RM: For us, it's a constant battle with the data protection officer (DPO) and Legal to deal with data because the repercussions are so heavy if we mismanage it in any way. Anything that we do has to go through the DPO. There's a whole series of hoops that have to be jumped through protection and privacy and then through legal and everything as well.
The financial implications [of non-compliance] are so huge that we won't take any risks with it at all
It's a lengthy process and it can really delay things. In the past, I would say the longest process was always technical constraints. Now I would say that the technical stuff runs in the background while you're trying to get through all of these legal hurdles.
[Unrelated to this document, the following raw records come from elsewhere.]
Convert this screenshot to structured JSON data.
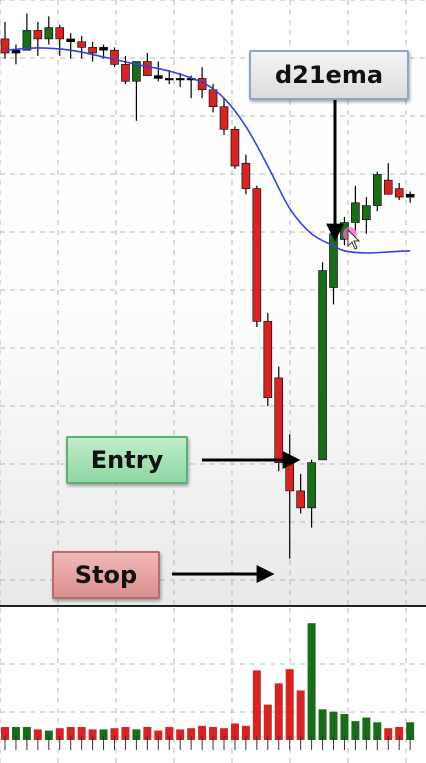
{
  "annotations": {
    "ema_label": "d21ema",
    "entry_label": "Entry",
    "stop_label": "Stop"
  },
  "colors": {
    "bull": "#1a6b1a",
    "bear": "#d42424",
    "ema_line": "#3344dd",
    "grid": "#b9b9b9",
    "arrow": "#000000"
  },
  "chart_data": {
    "type": "candlestick",
    "price_range": [
      0,
      100
    ],
    "volume_range": [
      0,
      100
    ],
    "grid": true,
    "candles": [
      {
        "o": 94.0,
        "h": 97.0,
        "l": 90.5,
        "c": 91.5
      },
      {
        "o": 91.5,
        "h": 93.0,
        "l": 89.5,
        "c": 92.0
      },
      {
        "o": 92.0,
        "h": 98.5,
        "l": 92.0,
        "c": 95.5
      },
      {
        "o": 95.5,
        "h": 97.0,
        "l": 91.0,
        "c": 94.0
      },
      {
        "o": 94.0,
        "h": 98.0,
        "l": 93.0,
        "c": 96.0
      },
      {
        "o": 96.0,
        "h": 96.5,
        "l": 91.0,
        "c": 94.0
      },
      {
        "o": 94.0,
        "h": 95.0,
        "l": 90.5,
        "c": 93.5
      },
      {
        "o": 93.5,
        "h": 94.5,
        "l": 90.5,
        "c": 92.5
      },
      {
        "o": 92.5,
        "h": 93.5,
        "l": 90.0,
        "c": 91.5
      },
      {
        "o": 92.0,
        "h": 93.0,
        "l": 90.5,
        "c": 92.5
      },
      {
        "o": 92.0,
        "h": 92.5,
        "l": 89.0,
        "c": 89.5
      },
      {
        "o": 89.5,
        "h": 91.0,
        "l": 86.0,
        "c": 86.5
      },
      {
        "o": 86.5,
        "h": 90.0,
        "l": 79.5,
        "c": 90.0
      },
      {
        "o": 90.0,
        "h": 91.5,
        "l": 87.5,
        "c": 87.5
      },
      {
        "o": 87.5,
        "h": 90.0,
        "l": 86.5,
        "c": 87.0
      },
      {
        "o": 87.0,
        "h": 88.5,
        "l": 86.0,
        "c": 87.0
      },
      {
        "o": 87.0,
        "h": 88.0,
        "l": 85.5,
        "c": 87.0
      },
      {
        "o": 87.0,
        "h": 87.5,
        "l": 83.5,
        "c": 87.0
      },
      {
        "o": 87.0,
        "h": 89.0,
        "l": 83.5,
        "c": 85.0
      },
      {
        "o": 85.0,
        "h": 86.0,
        "l": 81.0,
        "c": 82.0
      },
      {
        "o": 82.0,
        "h": 83.5,
        "l": 77.0,
        "c": 78.0
      },
      {
        "o": 78.0,
        "h": 78.5,
        "l": 71.0,
        "c": 71.5
      },
      {
        "o": 72.0,
        "h": 73.5,
        "l": 66.5,
        "c": 67.5
      },
      {
        "o": 67.5,
        "h": 68.0,
        "l": 43.0,
        "c": 44.0
      },
      {
        "o": 44.0,
        "h": 45.5,
        "l": 29.0,
        "c": 30.5
      },
      {
        "o": 34.0,
        "h": 36.0,
        "l": 17.5,
        "c": 19.0
      },
      {
        "o": 20.0,
        "h": 24.0,
        "l": 2.0,
        "c": 14.0
      },
      {
        "o": 14.0,
        "h": 17.0,
        "l": 10.0,
        "c": 11.0
      },
      {
        "o": 11.0,
        "h": 19.5,
        "l": 7.5,
        "c": 19.0
      },
      {
        "o": 19.5,
        "h": 54.5,
        "l": 19.5,
        "c": 53.0
      },
      {
        "o": 50.0,
        "h": 60.0,
        "l": 47.0,
        "c": 59.5
      },
      {
        "o": 58.5,
        "h": 62.5,
        "l": 57.5,
        "c": 61.5
      },
      {
        "o": 61.5,
        "h": 68.0,
        "l": 60.0,
        "c": 65.0
      },
      {
        "o": 62.0,
        "h": 66.0,
        "l": 59.5,
        "c": 64.5
      },
      {
        "o": 64.5,
        "h": 70.5,
        "l": 63.5,
        "c": 70.0
      },
      {
        "o": 69.0,
        "h": 72.0,
        "l": 66.5,
        "c": 66.5
      },
      {
        "o": 67.5,
        "h": 68.5,
        "l": 65.5,
        "c": 66.0
      },
      {
        "o": 66.0,
        "h": 67.0,
        "l": 65.0,
        "c": 66.5
      }
    ],
    "volume": [
      11,
      11,
      11,
      9,
      8,
      10,
      11,
      11,
      9,
      9,
      10,
      11,
      9,
      11,
      8,
      11,
      9,
      10,
      12,
      11,
      10,
      14,
      12,
      59,
      30,
      48,
      60,
      42,
      99,
      26,
      24,
      22,
      16,
      19,
      15,
      10,
      11,
      15
    ],
    "ema": [
      [
        0,
        92.0
      ],
      [
        3,
        92.4
      ],
      [
        6,
        92.0
      ],
      [
        9,
        90.8
      ],
      [
        12,
        89.5
      ],
      [
        15,
        88.3
      ],
      [
        18,
        86.3
      ],
      [
        20,
        83.5
      ],
      [
        22,
        78.5
      ],
      [
        24,
        71.5
      ],
      [
        26,
        64.0
      ],
      [
        28,
        59.5
      ],
      [
        30,
        57.4
      ],
      [
        31,
        56.5
      ],
      [
        33,
        56.1
      ],
      [
        35,
        56.3
      ],
      [
        37,
        56.5
      ]
    ]
  }
}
You do get over them eventually, but it's just because the financial implications are so huge that we won't take any risks with it at all.
Have you found a way to make the legal side of things more efficient over time?
RM: We want to sell data, which sounds really bad to the layperson because it sounds like you've got Big Brother following you around. Whereas, in actual fact, you're going to see adverts no matter where you go on the Internet. Except with data monetisation, these are adverts you’re actually interested in—if you consent to it.
But every single time we sell data as analysis or whatever else, we have to ask the DPO for consent. The first time we did it, we needed to make a new request each time. But now the method has become templated, which makes it a whole lot more straightforward. It's a quick check and it’s done. It doesn't take the weeks and sometimes months that it would have taken initially.
How do you measure the success of your campaigns?
RM: Before any hypothesis goes to the sword, you have to agree in advance what the measure of success is. This could be something as simple as an A/B test, or “we want to improve the conversion rate”, or “we think this tagline on some content works better than this.”
Before any hypothesis goes to the sword, you have to agree in advance what the measure of success is
We show two different audience cohorts exactly the same content—except for the message—and then we measure the response. We look at things like attribution models for multi-touch across different platforms, like seeing ads on Meta and then on Google, and then maybe in other places as well. And then we look at how many of those touch points are hit before someone converts at the back end.
“If you don't know what success looks like, then you can't measure it”
So it really is specific to the individual campaign, but that always comes up at the start of the process. You have to agree that in advance, because if you don't know what success looks like, then you can't measure it.